Jack enjoyed the fact that he and Henry were thinking about the same thing. It made him feel more connected to his friend. It was also slightly painful. He knew that he shouldn’t - couldn’t - act on the feelings he was having, but it gave him pleasure to think of them as connected mentally.

“I think we should go back,” said Jack. He looked at both of them after he said it to gauge their reactions. Kevin had no response. He was waiting to see what Henry wanted to do before he made a decision. Secretly he was hoping Henry would think the idea was a waste of time. Henry got a wicked little smile on his face and Jack knew immediately that Henry was in.

“I think that sounds like a stellar idea,” said Henry, the smile getting bigger and a little more cocked to the left. Kevin was crushed. It was noticeable in the slight slump of his shoulders. Henry hadn’t noticed, but Jack had.

“Me too. I was hoping that you guys would want to,” Kevin spoke with all the courage he could muster. Jack marveled at Kevin’s ability to lie in the face of dread. He had to keep from calling him on his shit. He chose to just shake his head and laugh a little to himself.

Each new day was like starting fresh for Kevin. Last night he felt he belonged; today he felt he had to agree to go back to the house in order to again belong in this group of friends. He was never just secure that Jack and Henry were his friends and weren’t going to dis him for not doing something he didn’t want to do. What Kevin didn’t know was that Jack and Henry both knew he was scared and it didn’t change their opinions of him. They chose to keep it to themselves though because that’s what friends do. They protect each other until they are ready to acknowledge their fears or face the truth.

“I think we should go back to the sidewalk and wait for the light to come on again tonight.” Henry spoke as if he had more of a plan that he was just waiting to unfold before them. “But I think we need to step up our game this time.”

“What do mean?” asked Jack. He had to admit that he was excited that Henry was completely into checking out the house again and was giddy with anticipation at what Henry might propose they do next.

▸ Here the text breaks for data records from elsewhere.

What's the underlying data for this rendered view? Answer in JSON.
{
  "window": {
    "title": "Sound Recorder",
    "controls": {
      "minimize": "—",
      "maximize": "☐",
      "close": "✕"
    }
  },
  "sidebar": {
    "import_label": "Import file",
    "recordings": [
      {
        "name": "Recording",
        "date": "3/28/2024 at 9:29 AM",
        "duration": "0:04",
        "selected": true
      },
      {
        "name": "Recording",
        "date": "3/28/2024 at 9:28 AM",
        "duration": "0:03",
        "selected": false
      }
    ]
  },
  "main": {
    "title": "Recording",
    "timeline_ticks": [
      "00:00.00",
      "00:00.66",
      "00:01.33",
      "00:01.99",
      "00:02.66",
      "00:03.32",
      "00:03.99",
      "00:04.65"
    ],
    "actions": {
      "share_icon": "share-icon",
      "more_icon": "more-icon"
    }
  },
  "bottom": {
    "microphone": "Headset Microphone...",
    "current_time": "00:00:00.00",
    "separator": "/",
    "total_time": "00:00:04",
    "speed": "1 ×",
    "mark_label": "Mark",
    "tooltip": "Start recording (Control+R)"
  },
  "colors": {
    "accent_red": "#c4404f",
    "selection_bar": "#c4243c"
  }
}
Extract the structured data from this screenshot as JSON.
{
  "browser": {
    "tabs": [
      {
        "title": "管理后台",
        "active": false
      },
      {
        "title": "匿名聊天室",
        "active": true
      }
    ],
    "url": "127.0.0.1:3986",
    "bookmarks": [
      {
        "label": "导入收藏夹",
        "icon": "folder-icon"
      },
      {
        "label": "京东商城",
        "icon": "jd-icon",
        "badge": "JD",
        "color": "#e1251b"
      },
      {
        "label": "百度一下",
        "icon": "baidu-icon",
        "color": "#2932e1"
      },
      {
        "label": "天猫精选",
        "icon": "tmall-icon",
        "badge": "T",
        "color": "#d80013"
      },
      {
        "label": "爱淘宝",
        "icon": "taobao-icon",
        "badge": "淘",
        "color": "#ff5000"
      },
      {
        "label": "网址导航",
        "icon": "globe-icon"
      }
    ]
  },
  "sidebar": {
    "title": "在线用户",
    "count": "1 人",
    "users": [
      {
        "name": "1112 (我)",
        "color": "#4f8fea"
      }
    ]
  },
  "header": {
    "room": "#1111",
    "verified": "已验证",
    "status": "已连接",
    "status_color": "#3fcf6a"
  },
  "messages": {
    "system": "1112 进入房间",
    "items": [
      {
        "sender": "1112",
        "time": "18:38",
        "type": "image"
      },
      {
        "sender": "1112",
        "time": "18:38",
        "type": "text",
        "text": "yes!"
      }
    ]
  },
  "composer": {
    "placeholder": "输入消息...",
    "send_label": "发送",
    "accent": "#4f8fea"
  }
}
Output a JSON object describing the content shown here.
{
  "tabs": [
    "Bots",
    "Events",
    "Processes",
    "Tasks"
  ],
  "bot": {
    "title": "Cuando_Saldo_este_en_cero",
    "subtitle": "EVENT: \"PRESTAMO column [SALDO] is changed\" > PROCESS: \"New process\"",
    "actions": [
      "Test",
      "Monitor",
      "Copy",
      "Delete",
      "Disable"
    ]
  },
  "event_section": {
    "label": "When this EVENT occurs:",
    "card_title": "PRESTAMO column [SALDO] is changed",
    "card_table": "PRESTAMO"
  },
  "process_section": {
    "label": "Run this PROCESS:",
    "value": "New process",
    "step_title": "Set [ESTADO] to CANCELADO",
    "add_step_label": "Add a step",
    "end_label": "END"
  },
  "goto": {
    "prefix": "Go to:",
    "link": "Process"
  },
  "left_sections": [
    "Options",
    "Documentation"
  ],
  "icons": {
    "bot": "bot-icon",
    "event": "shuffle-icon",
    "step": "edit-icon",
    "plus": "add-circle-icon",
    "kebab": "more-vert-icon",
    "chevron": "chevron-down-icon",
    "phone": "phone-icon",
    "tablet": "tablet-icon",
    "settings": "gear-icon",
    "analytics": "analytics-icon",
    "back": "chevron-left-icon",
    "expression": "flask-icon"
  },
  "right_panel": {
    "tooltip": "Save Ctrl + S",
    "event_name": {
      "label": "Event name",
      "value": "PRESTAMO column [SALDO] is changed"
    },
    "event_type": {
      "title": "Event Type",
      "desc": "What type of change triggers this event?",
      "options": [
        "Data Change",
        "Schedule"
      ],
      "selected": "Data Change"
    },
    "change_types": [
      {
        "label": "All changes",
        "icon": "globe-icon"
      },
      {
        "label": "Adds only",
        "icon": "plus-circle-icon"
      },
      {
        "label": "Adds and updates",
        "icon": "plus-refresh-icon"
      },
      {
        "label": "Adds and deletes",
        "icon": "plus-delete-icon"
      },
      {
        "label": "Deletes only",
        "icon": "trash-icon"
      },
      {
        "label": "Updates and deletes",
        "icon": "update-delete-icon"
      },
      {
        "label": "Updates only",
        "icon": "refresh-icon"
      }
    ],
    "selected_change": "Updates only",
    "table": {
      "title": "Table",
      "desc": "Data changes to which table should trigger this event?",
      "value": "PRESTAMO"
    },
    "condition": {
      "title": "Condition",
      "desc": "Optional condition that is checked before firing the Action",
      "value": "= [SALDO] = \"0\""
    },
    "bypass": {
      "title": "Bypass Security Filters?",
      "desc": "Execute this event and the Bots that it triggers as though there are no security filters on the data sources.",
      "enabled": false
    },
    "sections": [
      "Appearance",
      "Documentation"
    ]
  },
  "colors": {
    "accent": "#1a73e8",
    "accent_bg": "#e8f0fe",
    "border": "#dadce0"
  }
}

“I think that if, or when, the light comes on again, we go inside the house and see what it is.” Henry looked at them both, waiting anxiously for approval of his idea. Kevin swallowed hard when he heard the words. Jack felt the flutter in his stomach again.

“Really?” Kevin said, his face a bloodless white.

Henry looked at Kevin. “You don’t have to go if you don’t want to,” Henry told Kevin in a tone that he hoped let him know that it was okay to be scared. However, the look on his face said, "I reserve the right to make fun of you for this in the future."

“Well, I want to,” said Jack. “I’m in. Totally.”

Kevin looked back and forth between the faces of the two people he trusted most in the world. He nodded his head. “I’m in too.”

Henry’s crooked smile broke across his face as he nodded his head with approval at the next phase of their plan. They did their customary fist bump finger explosion to seal the deal.

Jack looked at the two of them and knew they were the best friends he would probably ever have in his life. He was excited about this adventure. It was the most exciting, and dangerous, thing the three of them had ever done. Stealing a flask full of whiskey, sneaking cigarettes when no one was around and shoplifting a lighter or deck of cards from the Rite Aid was a small time adrenaline rush compared to breaking into an abandoned house.